The Commonwealth editorial pointed out that, yes, hospitals often do not recoup costs from Medicaid, but they lose far more by not collecting much of anything from those whom Medicaid expansion would cover.
The Emergency Medical Treatment and Labor Act (EMTALA) adopted by Congress in 1986 requires hospital emergency rooms to accept and triage patients “regardless of ability to pay.” Federal funds were provided to help hospitals offset those losses until the Affordable Care Act which passed in 2010. ACA replaced those subsidies with Medicaid expansion. Mississippi did not expand Medicaid, so uncompensated care losses skyrocketed in Mississippi hospitals.

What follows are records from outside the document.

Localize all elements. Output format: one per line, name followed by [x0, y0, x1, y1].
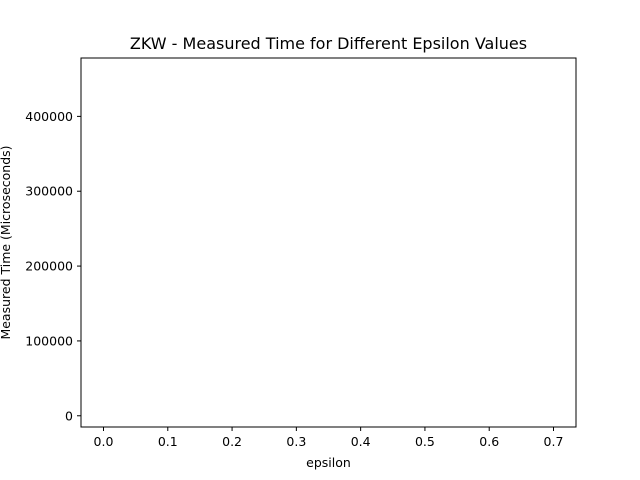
y-tick-label: 300000 — [25, 184, 73, 199]
x-tick-label: 0.1 — [158, 434, 178, 449]
x-tick-label: 0.0 — [94, 434, 114, 449]
x-axis-label: epsilon — [306, 455, 351, 470]
x-axis: 0.0 0.1 0.2 0.3 0.4 0.5 0.6 0.7 — [94, 427, 564, 449]
x-tick-label: 0.7 — [544, 434, 564, 449]
y-axis-label: Measured Time (Microseconds) — [0, 145, 13, 339]
y-tick-label: 200000 — [25, 259, 73, 274]
y-axis: 0 100000 200000 300000 400000 — [25, 109, 81, 423]
y-tick-label: 400000 — [25, 109, 73, 124]
x-tick-label: 0.5 — [415, 434, 435, 449]
y-tick-label: 100000 — [25, 333, 73, 348]
x-tick-label: 0.2 — [222, 434, 242, 449]
x-tick-label: 0.6 — [479, 434, 499, 449]
x-tick-label: 0.4 — [351, 434, 371, 449]
x-tick-label: 0.3 — [286, 434, 306, 449]
plot-area — [80, 57, 577, 428]
y-tick-label: 0 — [65, 408, 73, 423]
chart-title: ZKW - Measured Time for Different Epsilo… — [130, 34, 527, 53]
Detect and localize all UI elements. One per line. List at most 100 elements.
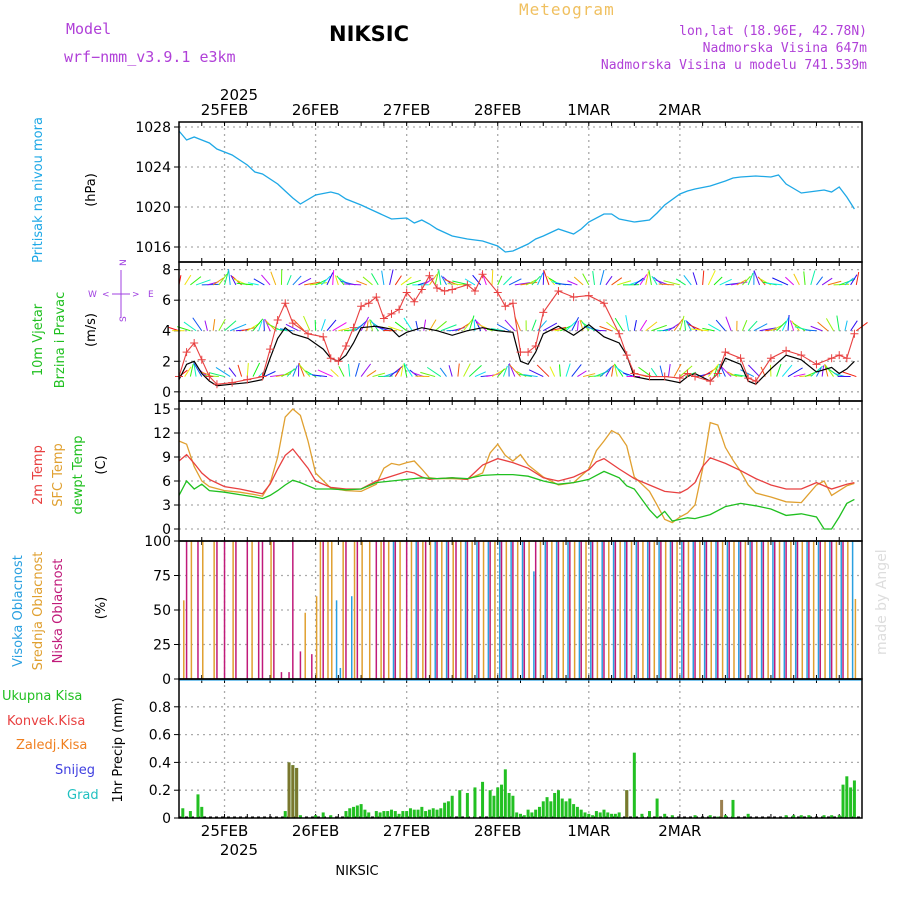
wind-arrow: [842, 371, 857, 378]
wind-arrow: [497, 368, 505, 377]
precip-bar: [572, 804, 576, 818]
gust-marker: [850, 329, 859, 338]
gust-marker: [243, 375, 252, 384]
wind-arrow: [394, 321, 407, 332]
precip-bar: [188, 811, 192, 818]
gust-marker: [304, 329, 313, 338]
wind-arrow: [787, 367, 803, 377]
wind-arrow: [275, 328, 288, 332]
gust-marker: [448, 285, 457, 294]
wind-arrow: [803, 271, 806, 285]
wind-arrow: [651, 275, 658, 286]
wind-arrow: [270, 271, 277, 286]
wind-arrow: [286, 275, 292, 286]
wind-arrow: [230, 274, 237, 286]
wind-arrow: [634, 277, 644, 286]
precip-bar: [746, 813, 750, 818]
wind-arrow: [304, 281, 321, 286]
y-tick-label: 6: [162, 474, 171, 490]
precip-bar: [367, 812, 371, 818]
precip-bar: [348, 808, 352, 818]
precip-bar: [640, 813, 644, 818]
precip-bar: [363, 809, 367, 818]
wind-arrow: [766, 282, 783, 286]
wind-arrow: [679, 365, 693, 377]
precip-bar: [397, 813, 401, 818]
precip-bar: [386, 811, 390, 818]
gust-marker: [782, 346, 791, 355]
precip-bar: [473, 787, 477, 818]
wind-arrow: [827, 280, 842, 286]
wind-arrow: [772, 277, 789, 286]
wind-arrow: [565, 363, 571, 377]
precip-bar: [465, 792, 469, 818]
wind-arrow: [230, 323, 247, 332]
gust-marker: [402, 288, 411, 297]
wind-arrow: [667, 363, 671, 377]
precip-bar: [807, 815, 811, 818]
gust-marker: [554, 287, 563, 296]
wind-arrow: [683, 275, 692, 286]
wind-ylabel-a: 10m Vjetar: [31, 303, 46, 376]
x-label-top: 27FEB: [383, 101, 430, 119]
wind-arrow: [224, 270, 229, 286]
gust-marker: [501, 302, 510, 311]
wind-arrow: [836, 315, 840, 331]
wind-arrow: [224, 320, 237, 332]
wind-arrow: [502, 365, 508, 377]
wind-arrow: [753, 270, 761, 286]
wind-arrow: [215, 366, 231, 377]
wind-arrow: [747, 272, 754, 286]
wind-arrow: [663, 280, 680, 286]
wind-arrow: [582, 273, 590, 286]
wind-arrow: [787, 314, 790, 331]
wind-arrow: [440, 275, 447, 286]
wind-arrow: [360, 316, 370, 331]
y-tick-label: 25: [153, 638, 171, 654]
wind-arrow: [258, 321, 263, 331]
wind-arrow: [528, 369, 544, 378]
wind-arrow: [434, 320, 447, 332]
x-label-top: 1MAR: [567, 101, 610, 119]
wind-arrow: [781, 364, 793, 377]
precip-bar: [443, 802, 447, 818]
wind-arrow: [468, 315, 475, 331]
precip-bar: [852, 780, 856, 818]
legend-total-precip: Ukupna Kisa: [2, 689, 82, 704]
precip-bar: [568, 798, 572, 818]
y-tick-label: 4: [162, 324, 171, 340]
precip-bar: [431, 808, 435, 818]
wind-arrow: [426, 366, 442, 377]
wind-arrow: [491, 270, 494, 285]
gust-marker: [539, 308, 548, 317]
wind-arrow: [571, 364, 582, 377]
precip-bar: [708, 815, 712, 818]
wind-arrow: [403, 363, 408, 377]
wind-arrow: [508, 278, 522, 286]
wind-arrow: [792, 322, 806, 332]
precip-bar: [670, 815, 674, 818]
wind-arrow: [423, 319, 427, 331]
wind-arrow: [298, 363, 311, 377]
gust-marker: [281, 299, 290, 308]
station-title: NIKSIC: [329, 22, 410, 46]
gust-marker: [197, 355, 206, 364]
gust-marker: [341, 342, 350, 351]
y-tick-label: 100: [144, 534, 171, 550]
wind-arrow: [702, 327, 715, 332]
y-tick-label: 0: [162, 811, 171, 827]
wind-arrow: [246, 363, 249, 377]
precip-bar: [606, 812, 610, 818]
wind-arrow: [543, 269, 550, 286]
y-tick-label: 1024: [135, 160, 171, 176]
legend-conv-precip: Konvek.Kisa: [7, 714, 85, 729]
gust-marker: [516, 348, 525, 357]
gust-marker: [766, 354, 775, 363]
precip-bar: [598, 812, 602, 818]
wind-arrow: [816, 367, 822, 377]
precip-bar: [560, 798, 564, 818]
precip-bar: [196, 794, 200, 818]
cloud-ylabel-a: Visoka Oblacnost: [11, 555, 26, 667]
wind-arrow: [839, 278, 856, 286]
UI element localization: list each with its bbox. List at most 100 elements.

Evidence is clear that Medicaid expansion would greatly reduce those losses to levels most hospitals could manage. The Commonwealth editorial cited a case study regarding Ascension Health Hospitals provided by Russ Latino, now CEO of the Magnolia Tribune.
No doubt the Greenwood newspaper reacted so strongly to Carswell’s cavalier and deceptive argument because of the plight of its own hospital. Greenwood Leflore Hospital is on its last legs financially. Other Mississippi hospitals are not far from that status.
So who is this Carswell guy? In announcing his arrival as head of the Mississippi Center for Public Policy in January 2021 he cited as his background “twelve years as a Member of the British Parliament, and co-founder of Vote Leave, the official campaign that won the Brexit referendum.”
Since taking over the policy center, Carswell has become a loud voice for the libertarian “economic freedom” ideology promoted by the infamous Koch brothers. Perhaps that is why a number of policy nerds deemed the center as “the center for public propaganda.”
Intellectual dishonesty pervades the world of propaganda. Carswell’s piece on Medicaid expansion suggests the policy nerds may be on target.
“And you shall know the truth” – John 8:32.
Crawford is a syndicated columnist from Jackson.